A “living” trust is a trust that may be freely changed or revoked by the
donor. Oftentimes, the donor also is the first trustee, as well as the
primary beneficiary. When a trust donor dies, a living trust becomes
irrevocable, and cannot be changed thereafter. At that time, the trust
may terminate with the second trustee distributing the assets as
directed in the document, or the trust may continue for other
beneficiaries. Sometimes a living trust is fully or partially funded
during the donor’s life. Other times a trust is funded only once the
donor has died.
The following discussion touches on some advantages and disadvantages of
living trusts.
Avoiding probate - A living trust is not subject to “probate.”
Probate is the process whereby the Register or Judge of Probate declares
a last will and testament valid, and appoints an executor to settle the
decedent’s estate. The assets of a living trust may be transferred to
surviving beneficiaries, without resort to the probate.
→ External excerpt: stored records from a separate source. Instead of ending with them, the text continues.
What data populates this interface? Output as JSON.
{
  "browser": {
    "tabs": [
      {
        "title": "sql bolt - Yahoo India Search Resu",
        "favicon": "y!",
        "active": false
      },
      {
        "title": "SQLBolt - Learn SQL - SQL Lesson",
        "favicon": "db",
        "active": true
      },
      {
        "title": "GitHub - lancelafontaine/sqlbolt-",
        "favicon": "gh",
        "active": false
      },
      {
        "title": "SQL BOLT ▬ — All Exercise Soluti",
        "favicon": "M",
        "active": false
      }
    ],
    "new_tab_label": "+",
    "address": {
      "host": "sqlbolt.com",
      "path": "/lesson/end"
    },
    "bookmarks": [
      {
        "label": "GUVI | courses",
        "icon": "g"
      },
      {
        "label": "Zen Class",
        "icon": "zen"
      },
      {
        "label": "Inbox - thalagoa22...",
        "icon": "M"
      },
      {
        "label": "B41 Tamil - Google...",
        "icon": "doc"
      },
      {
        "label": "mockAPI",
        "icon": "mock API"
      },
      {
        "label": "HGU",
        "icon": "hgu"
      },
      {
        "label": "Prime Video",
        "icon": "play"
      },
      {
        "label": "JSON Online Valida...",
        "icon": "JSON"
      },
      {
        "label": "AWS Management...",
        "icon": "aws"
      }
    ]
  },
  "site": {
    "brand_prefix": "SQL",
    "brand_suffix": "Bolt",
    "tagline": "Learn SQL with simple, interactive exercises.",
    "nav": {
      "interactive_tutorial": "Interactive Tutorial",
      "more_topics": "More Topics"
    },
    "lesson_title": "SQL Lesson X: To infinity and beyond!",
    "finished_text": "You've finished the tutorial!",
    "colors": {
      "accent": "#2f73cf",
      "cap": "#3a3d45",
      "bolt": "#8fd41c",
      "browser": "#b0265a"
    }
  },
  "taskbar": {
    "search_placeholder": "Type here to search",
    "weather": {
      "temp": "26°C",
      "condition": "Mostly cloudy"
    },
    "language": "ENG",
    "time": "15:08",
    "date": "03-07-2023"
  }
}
Yet, many donors
of living trusts intentionally or unintentionally do not take full
advantage of this fact, but leave behind assets that require probate.
Therefore, even if you create a living trust, you also should have a
pour-over will to capture any leftover probate assets.
If you own real property in another state, it may be a good idea to deed
it to a living trust so as to avoid probate in that other state.
Reducing expenses - The fees for creating a living trust
typically are higher than the cost of a will. In addition, a trust may
incur fees and costs when transferring assets from the donor to the
trust. A professional trustee may charge annual management fees.
The costs of settling a decedent’s affairs (paying bills, inventorying
assets, preparing tax returns, and distributing assets) are roughly the
same whether the decedent employed a will or living trust. Trustees are
entitled to charge commissions similar to executor’s fees. Unlike a few
other states, Maine does not allow percentage fees that are unrelated to
the actual work performed.
A living trust does, however, avoid the “probate fees” levied by the
Probate Court. These fee are based on the value of the probate assets,
and in Maine, the highest probate fee is $800, plus $50 for every
additional $500,000 (or less) of value over 2.5 million.
Privacy - A living trust is not public information, and its terms
can be kept private. Only persons with significant interests in the
trust are entitled to know its terms. This aspect of privacy makes it
harder for heirs, creditors and busybodies to discover trust provisions.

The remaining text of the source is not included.